Nemo, thanks for sending around the notes -- that's quite helpful! I think we have some notes that Joslyn took too, I'll see if there is anything I can add from that (though etherpad still doesn't seem to work well in my browser - boo.)
-- phoebe
phoebe ayers, 01/04/2012 07:49:
In the meantime, if there are any questions for us (as a board) or for individual trustees I encourage you simply to send those along, either to me (if you want them to go to the whole board, as I will pass them along) or privately. That would help make sure that we can address the questions people actually have, rather than speculating. It sounds like people are interested in individual trustee motives.
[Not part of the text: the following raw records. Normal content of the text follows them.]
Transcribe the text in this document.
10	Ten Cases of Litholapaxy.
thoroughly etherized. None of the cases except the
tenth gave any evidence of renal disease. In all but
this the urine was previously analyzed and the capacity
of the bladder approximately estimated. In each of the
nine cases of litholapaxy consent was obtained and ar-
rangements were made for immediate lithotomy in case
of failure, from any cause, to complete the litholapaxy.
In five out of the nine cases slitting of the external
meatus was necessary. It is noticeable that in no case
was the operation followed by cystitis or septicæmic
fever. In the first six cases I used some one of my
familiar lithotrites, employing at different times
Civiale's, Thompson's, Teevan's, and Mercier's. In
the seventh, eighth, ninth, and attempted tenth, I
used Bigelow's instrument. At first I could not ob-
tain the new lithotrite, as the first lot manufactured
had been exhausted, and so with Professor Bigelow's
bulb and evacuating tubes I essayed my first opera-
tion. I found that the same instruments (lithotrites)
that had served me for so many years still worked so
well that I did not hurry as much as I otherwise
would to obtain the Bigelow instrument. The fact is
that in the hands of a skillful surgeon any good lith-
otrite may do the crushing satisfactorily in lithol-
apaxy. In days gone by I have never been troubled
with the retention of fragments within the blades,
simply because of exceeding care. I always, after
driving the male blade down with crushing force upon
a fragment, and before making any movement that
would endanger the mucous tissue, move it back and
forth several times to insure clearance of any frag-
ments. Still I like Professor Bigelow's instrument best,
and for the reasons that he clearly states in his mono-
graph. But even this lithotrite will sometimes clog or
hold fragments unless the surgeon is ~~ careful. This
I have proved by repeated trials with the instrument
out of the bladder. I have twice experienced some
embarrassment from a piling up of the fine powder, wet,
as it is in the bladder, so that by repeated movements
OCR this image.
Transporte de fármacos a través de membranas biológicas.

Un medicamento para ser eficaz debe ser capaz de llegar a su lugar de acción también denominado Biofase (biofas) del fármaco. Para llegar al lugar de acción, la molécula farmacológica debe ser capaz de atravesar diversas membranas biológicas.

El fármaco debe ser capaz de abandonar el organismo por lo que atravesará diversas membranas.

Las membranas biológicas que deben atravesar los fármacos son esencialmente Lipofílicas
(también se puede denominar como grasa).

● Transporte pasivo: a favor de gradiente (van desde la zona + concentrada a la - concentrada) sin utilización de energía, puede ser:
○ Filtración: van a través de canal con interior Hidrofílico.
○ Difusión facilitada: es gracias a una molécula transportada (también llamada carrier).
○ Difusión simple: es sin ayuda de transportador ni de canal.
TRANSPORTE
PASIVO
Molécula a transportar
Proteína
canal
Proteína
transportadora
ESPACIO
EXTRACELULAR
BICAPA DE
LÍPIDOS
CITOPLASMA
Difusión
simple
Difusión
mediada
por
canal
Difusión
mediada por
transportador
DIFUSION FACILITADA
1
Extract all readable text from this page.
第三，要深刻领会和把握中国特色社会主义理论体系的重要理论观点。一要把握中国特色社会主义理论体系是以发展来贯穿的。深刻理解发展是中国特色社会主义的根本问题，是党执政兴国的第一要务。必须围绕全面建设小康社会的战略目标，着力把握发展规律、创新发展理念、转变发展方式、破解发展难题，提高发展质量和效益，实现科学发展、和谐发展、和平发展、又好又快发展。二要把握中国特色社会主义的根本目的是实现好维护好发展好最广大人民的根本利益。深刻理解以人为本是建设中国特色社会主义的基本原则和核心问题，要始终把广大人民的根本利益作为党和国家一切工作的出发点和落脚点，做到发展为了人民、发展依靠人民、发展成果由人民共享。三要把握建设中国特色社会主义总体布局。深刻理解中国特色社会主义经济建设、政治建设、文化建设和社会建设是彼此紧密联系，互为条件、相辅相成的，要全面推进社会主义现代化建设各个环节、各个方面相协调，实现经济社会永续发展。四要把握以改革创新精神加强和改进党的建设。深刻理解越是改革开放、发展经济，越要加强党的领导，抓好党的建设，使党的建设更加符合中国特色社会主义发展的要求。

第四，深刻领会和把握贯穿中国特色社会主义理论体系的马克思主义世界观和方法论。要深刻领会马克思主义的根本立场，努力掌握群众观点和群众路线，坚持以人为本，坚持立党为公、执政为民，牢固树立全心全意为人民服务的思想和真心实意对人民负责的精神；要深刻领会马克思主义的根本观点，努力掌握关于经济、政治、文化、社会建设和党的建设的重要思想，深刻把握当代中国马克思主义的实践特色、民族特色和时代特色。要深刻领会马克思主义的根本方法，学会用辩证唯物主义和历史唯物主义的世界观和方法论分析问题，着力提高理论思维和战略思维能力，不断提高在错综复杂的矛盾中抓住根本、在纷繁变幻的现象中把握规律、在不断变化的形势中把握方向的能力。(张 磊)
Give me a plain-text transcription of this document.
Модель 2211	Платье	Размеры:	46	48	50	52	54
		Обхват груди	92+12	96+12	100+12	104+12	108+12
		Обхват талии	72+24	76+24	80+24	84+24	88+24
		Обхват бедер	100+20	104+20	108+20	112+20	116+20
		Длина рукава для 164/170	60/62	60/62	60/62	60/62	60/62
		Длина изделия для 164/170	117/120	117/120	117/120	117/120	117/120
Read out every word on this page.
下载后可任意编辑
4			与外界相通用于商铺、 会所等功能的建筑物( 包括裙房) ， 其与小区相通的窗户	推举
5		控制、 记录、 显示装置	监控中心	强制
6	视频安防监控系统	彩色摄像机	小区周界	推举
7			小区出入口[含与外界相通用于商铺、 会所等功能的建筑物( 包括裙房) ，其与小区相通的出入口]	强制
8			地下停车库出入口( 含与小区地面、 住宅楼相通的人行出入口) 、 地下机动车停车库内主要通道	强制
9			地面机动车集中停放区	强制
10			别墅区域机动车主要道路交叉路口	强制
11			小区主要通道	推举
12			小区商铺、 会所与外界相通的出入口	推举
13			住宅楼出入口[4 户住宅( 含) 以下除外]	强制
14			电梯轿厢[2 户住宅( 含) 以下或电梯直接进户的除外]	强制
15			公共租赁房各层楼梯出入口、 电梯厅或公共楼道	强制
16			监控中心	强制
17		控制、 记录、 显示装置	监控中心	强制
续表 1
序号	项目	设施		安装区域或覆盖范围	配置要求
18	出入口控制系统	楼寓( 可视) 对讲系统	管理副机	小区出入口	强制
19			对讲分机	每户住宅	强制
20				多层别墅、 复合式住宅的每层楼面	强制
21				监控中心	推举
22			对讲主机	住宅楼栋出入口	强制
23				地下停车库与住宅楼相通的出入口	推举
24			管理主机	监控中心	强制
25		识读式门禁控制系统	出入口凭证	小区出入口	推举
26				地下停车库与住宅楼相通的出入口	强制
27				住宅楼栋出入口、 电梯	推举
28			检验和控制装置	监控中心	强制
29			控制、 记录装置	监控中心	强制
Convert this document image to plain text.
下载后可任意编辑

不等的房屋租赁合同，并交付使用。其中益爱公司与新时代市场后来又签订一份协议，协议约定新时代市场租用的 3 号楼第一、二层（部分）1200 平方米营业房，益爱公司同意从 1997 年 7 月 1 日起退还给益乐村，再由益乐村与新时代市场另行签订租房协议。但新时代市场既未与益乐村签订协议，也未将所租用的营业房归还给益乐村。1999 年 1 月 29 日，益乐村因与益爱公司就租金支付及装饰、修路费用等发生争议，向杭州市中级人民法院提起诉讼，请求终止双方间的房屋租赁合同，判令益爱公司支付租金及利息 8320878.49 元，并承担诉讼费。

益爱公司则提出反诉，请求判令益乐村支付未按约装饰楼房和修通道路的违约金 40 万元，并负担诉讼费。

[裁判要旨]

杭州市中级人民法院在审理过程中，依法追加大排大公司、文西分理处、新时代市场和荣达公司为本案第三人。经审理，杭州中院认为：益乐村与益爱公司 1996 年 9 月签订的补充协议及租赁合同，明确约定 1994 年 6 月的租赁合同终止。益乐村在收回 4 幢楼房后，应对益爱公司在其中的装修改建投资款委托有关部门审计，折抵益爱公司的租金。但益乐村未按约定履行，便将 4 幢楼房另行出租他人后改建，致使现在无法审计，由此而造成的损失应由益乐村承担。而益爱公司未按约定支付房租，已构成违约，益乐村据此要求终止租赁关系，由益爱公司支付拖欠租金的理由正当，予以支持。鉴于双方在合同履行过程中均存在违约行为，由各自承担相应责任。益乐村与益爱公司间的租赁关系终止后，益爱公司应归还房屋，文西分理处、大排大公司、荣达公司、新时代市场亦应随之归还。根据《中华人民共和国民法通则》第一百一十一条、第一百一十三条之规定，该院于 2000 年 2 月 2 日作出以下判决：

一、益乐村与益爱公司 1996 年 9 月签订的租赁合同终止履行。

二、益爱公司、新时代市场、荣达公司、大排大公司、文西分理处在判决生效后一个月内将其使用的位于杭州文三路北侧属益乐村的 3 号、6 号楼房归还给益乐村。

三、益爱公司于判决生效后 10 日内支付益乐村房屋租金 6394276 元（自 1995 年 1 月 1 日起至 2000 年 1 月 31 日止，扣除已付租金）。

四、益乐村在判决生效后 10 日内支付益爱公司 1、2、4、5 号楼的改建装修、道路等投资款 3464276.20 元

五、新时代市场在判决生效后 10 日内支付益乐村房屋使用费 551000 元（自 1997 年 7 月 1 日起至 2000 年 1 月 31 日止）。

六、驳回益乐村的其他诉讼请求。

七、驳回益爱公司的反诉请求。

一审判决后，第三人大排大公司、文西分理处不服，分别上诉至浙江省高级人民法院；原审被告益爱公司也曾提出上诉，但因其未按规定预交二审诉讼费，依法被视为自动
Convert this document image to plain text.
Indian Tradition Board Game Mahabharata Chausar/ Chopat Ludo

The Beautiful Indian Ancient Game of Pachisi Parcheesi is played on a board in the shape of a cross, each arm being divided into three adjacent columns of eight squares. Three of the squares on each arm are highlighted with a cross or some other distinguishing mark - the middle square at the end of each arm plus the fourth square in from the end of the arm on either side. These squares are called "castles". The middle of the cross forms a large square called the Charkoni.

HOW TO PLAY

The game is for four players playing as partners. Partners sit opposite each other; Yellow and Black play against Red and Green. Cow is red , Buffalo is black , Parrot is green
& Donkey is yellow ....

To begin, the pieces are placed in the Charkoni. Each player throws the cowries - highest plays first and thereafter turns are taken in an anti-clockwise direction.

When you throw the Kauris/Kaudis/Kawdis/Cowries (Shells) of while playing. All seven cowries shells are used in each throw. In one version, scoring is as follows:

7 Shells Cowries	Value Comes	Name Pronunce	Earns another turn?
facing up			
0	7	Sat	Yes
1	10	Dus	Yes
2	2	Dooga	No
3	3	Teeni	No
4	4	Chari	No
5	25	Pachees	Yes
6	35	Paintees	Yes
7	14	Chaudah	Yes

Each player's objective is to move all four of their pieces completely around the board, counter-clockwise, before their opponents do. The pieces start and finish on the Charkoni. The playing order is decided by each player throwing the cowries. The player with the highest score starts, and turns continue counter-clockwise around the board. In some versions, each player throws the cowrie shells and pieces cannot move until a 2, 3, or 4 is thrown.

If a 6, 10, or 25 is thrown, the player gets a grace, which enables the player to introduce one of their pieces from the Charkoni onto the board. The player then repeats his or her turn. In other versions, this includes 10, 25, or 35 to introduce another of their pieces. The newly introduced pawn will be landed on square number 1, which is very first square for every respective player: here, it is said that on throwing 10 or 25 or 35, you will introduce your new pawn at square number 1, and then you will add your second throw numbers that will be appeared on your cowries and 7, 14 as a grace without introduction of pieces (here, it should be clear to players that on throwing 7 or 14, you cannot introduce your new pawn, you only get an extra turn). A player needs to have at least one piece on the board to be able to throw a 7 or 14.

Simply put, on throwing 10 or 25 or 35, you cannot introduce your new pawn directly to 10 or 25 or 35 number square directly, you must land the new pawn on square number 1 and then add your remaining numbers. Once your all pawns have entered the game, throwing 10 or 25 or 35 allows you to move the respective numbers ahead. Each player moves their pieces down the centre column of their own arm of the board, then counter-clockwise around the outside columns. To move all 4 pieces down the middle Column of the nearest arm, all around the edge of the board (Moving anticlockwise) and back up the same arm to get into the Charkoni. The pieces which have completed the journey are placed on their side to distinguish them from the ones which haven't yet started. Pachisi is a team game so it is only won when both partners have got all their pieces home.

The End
I do think it's better if trustees individually write/talk about where they are coming from, rather than trying to put that information in an official document like the minutes, where everything is condensed and there is the possibility of misrepresentation.
Misrepresentation is a risk also for "majority views": minutes are always partial but they're supposed to explain or briefly highlight how the body came to some conclusion. Individual members should also be able to submit a few lines of explanation summarizing their view, if they want (again, I don't know if some of them actually wants, but they should definitely be allowed to).
Nemo, thanks for sending around the notes -- that's quite helpful! I think we have some notes that Joslyn took too, I'll see if there is anything I can add from that (though etherpad still doesn't seem to work well in my browser - boo.)
Don't use HTTPS! Unless the editing is still hectic (I doubt so), we could just immediately move those on Meta, which is their final destination anyway.